Everything was going well with the cargo until it got into Lagos. The cargo company called me from time to time to change the storyline until their cover ups were exhausted. They had to start begging me to accept the cargo two weeks after the date we had agreed initially. I was very, very, angry and tried to call my wife to complain. My calls kept dropping even as my credit load kept reducing. I ran to a nearby telecommunications shop to complain and the attendant pleaded with me to exercise patience with the network problem. On my way home, I branched to my bank to cash a cheque. I waited for four hours in vain as the bank had no network all through the day.

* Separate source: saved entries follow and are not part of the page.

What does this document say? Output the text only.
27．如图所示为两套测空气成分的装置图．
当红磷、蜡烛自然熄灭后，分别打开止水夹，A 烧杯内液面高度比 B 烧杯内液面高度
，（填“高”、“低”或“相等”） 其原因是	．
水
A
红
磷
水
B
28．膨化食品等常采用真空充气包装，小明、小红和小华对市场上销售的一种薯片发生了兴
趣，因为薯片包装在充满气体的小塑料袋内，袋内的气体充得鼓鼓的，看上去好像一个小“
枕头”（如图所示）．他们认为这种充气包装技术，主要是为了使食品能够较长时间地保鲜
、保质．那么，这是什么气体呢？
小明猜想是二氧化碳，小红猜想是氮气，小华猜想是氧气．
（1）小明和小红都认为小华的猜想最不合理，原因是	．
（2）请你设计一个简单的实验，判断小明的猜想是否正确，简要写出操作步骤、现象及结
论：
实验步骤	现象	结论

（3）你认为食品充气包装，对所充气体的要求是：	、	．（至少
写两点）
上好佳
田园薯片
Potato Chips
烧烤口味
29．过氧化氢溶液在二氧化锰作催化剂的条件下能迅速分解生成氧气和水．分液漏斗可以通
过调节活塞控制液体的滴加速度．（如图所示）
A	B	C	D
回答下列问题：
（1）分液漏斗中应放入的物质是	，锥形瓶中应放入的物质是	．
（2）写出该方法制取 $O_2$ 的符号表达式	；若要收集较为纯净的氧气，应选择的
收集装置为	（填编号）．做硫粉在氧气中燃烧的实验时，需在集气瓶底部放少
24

It was a Friday and so I had no cash to spend for the weekend. Because of that singular difficulty, and no funds to buy my tickets, I missed many important weekend engagements in Lagos and Abuja. As I sat absentmindedly in my hotel room, I began to ask myself why we are all not dedicated in this country. Everybody has one excuse or the other to give why he/she cannot deliver. From the mechanic to the driver, from the telecommunications operator to the regulator, from the banker to the shipping agent, from a contractor to a supplier, from the airline to a porter – everyone is busy telling stories, stories and stories. Why? I have tried to imagine how much this attitude has cost me in the past one year. Now I leave you to imagine what it is costing us as a country.

I have often blamed our political class. Yes, they deserve the greater proportion of the blame but what of our citizens? After all, politics is a mirror image of society. We do not care about service. We always accept excuses because we do not deliver at our own ends. Otherwise how would someone pay for an item but accept to be supplied with something similar. Show me another country where the kind of service disruptions and goof going on in our telecommunications sector is tolerated? Tell me where else you can pay as much as we do in Nigeria for internet access and readily lose the whole credit just downloading one document? I need an explanation why we have suddenly become a nation that is very tolerant of incompetence? Why are we always willing to replace the word exact with similar? Is there a reason why we give excuses for service inefficiency and even give justifications for service blunders by keeping quiet?

There is a lot that can happen at the political level but while we wait for that, shall we not start to act within our tiny area of control? I do not necessarily need a government policy to deliver with precision and on agreed datelines within my little space. I contend that the biggest validation for demanding efficiency comes when we are all able to offer exactly that. We need to stop accepting excuses. No way. There is nothing impolite about demanding value and insisting on it, every time when you part with money, no matter how little. If we are unable to demand horizontal accountability over little things, then private sector operators, our political class and government institutions – indeed everyone whose duty it is to provide one service or the other will continue to take us for a ride.